6. A monolithic, wideband, millimeter-wave radome, comprising:

multiple solid layers formed of a single material; and

multiple lattice layers formed of the single material and disposed on respective exterior surfaces of corresponding ones of the multiple solid layers,

wherein each of the multiple lattice layers comprises void regions formed from selective omission of the single material during lattice layer buildups.

7. The monolithic, wideband, millimeter-wave radome according to claim 6, wherein the single material comprises at least one of Polyether Ether Ketone (PEEK), Polyether Ketone Ketone (PEKK), acrylonitrile butadiene styrene, Nylon and Ultem™ 9085.

8. The monolithic, wideband, millimeter-wave radome according to claim 6, wherein the multiple lattice layers each have a dielectric constant ∈eff in which:

∈eff=f∈R+(1−f)∈void,

where ∈R is a dielectric constant of the multiple solid layers, ∈void is a dielectric constant of the void regions and f is a volume fill fraction of the single material in the multiple lattice layers.

9. The monolithic, wideband, millimeter-wave radome according to claim 6, wherein at least one of the multiple lattice layers comprises at least one of a rectangular lattice, a woodpile lattice and a diamond lattice.

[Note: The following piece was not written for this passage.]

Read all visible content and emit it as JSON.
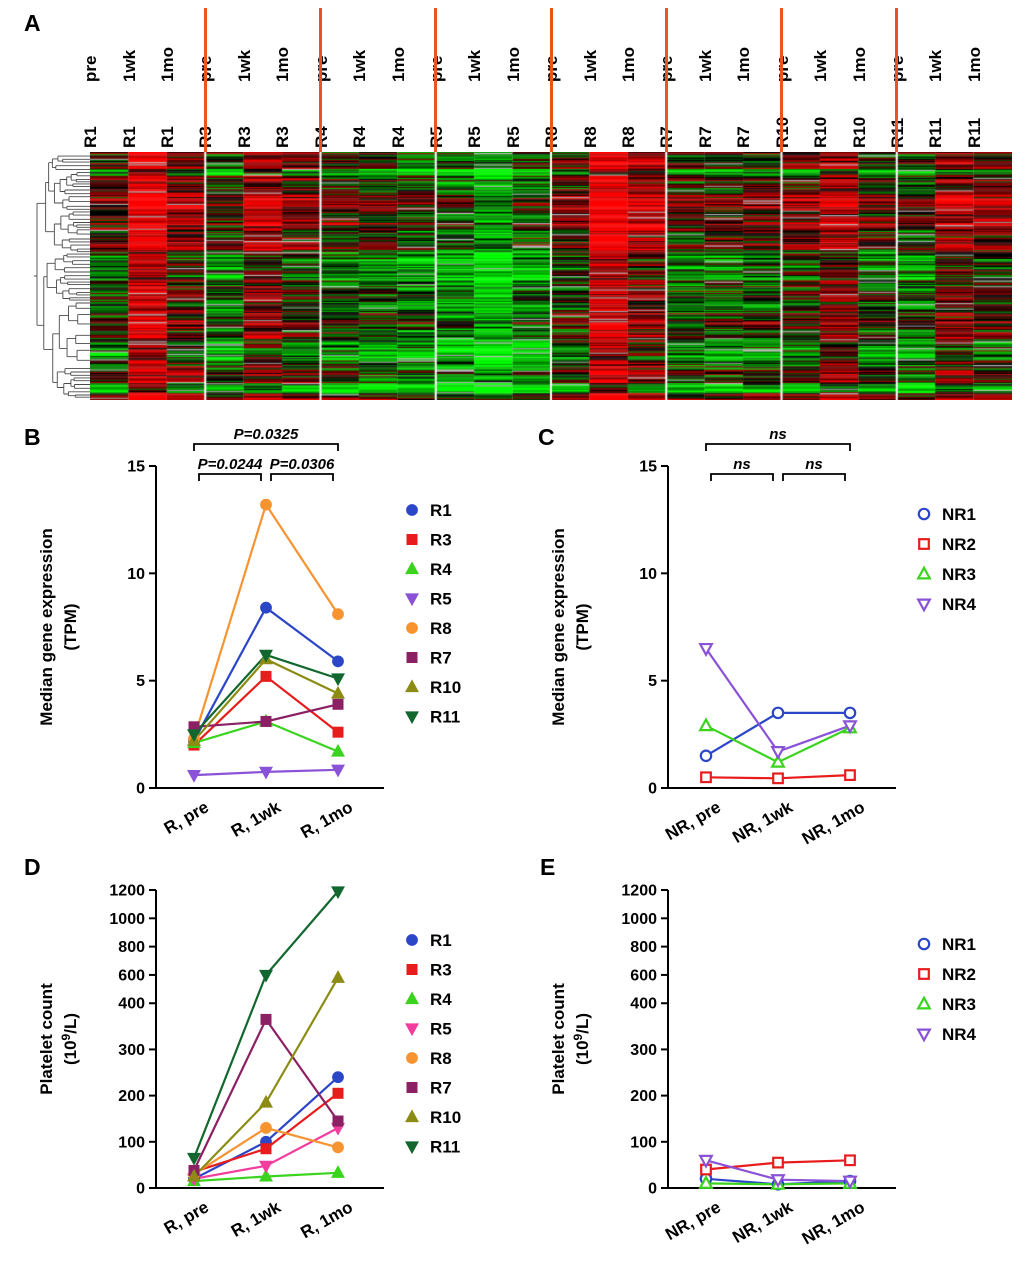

10. The monolithic, wideband, millimeter-wave radome according to claim 6, wherein at least first and second ones of the multiple lattice layers are formed on opposite exterior surfaces of one of the solid layers.

11. A monolithic, wideband, millimeter-wave radome fabrication method, comprising:

laying down a single material in a layer-by-layer and side-to-side pattern to form a solid layer; and

laying down the single material in a layer-by-layer and side-to-side pattern to form a lattice layer on an exterior surface of the solid layer,

wherein the laying down of the single material to form the lattice layer comprises selectively omitting the single material during buildup of the lattice layer to develop void regions therein.

12. The method according to claim 11, wherein the laying down of the single material comprises one of fused deposition modeling (FDM), selective laser sintering (SLS) and stereolithography (SLA).

13. The method according to claim 11, wherein the single material comprises at least one of Polyether Ether Ketone (PEEK), Polyether Ketone Ketone (PEKK), acrylonitrile butadiene styrene, Nylon and Ultem™ 9085.

14. The method according to claim 11, wherein the selective omitting of the single material achieves a dielectric constant ∈eff of the lattice layer in which:

∈eff=f∈R+(1−f)∈void,

where ∈R is a dielectric constant of the solid layer, ∈void is a dielectric constant of the void regions and f is a volume fill fraction of the single material in the lattice layer.

15. The method according to claim 11, wherein the laying down of the single material to form the lattice layer comprises forming a rectangular lattice.

16. The method according to claim 11, wherein the laying down of the single material to form the lattice layer comprises forming a woodpile lattice.

17. The method according to claim 11, wherein the laying down of the single material to form the lattice layer comprises forming a diamond lattice.

18. The method according to claim 13, wherein the laying down of the single material forms a B-sandwich configuration.

19. The method according to claim 13, further comprising:

laying down the single material in the layer-by-layer and side-to-side pattern to form multiple solid layers; and

laying down the single material in the layer-by-layer and side-to-side pattern to form multiple lattice layers on respective exterior surfaces of corresponding ones of the multiple solid layers,

wherein the laying down of the single material to form the multiple lattice layers comprises selectively omitting the single material during buildup of the multiple lattice layers to develop void regions therein.

20. The method according to claim 13, wherein the laying down of the single material forms multiple B-sandwich configurations.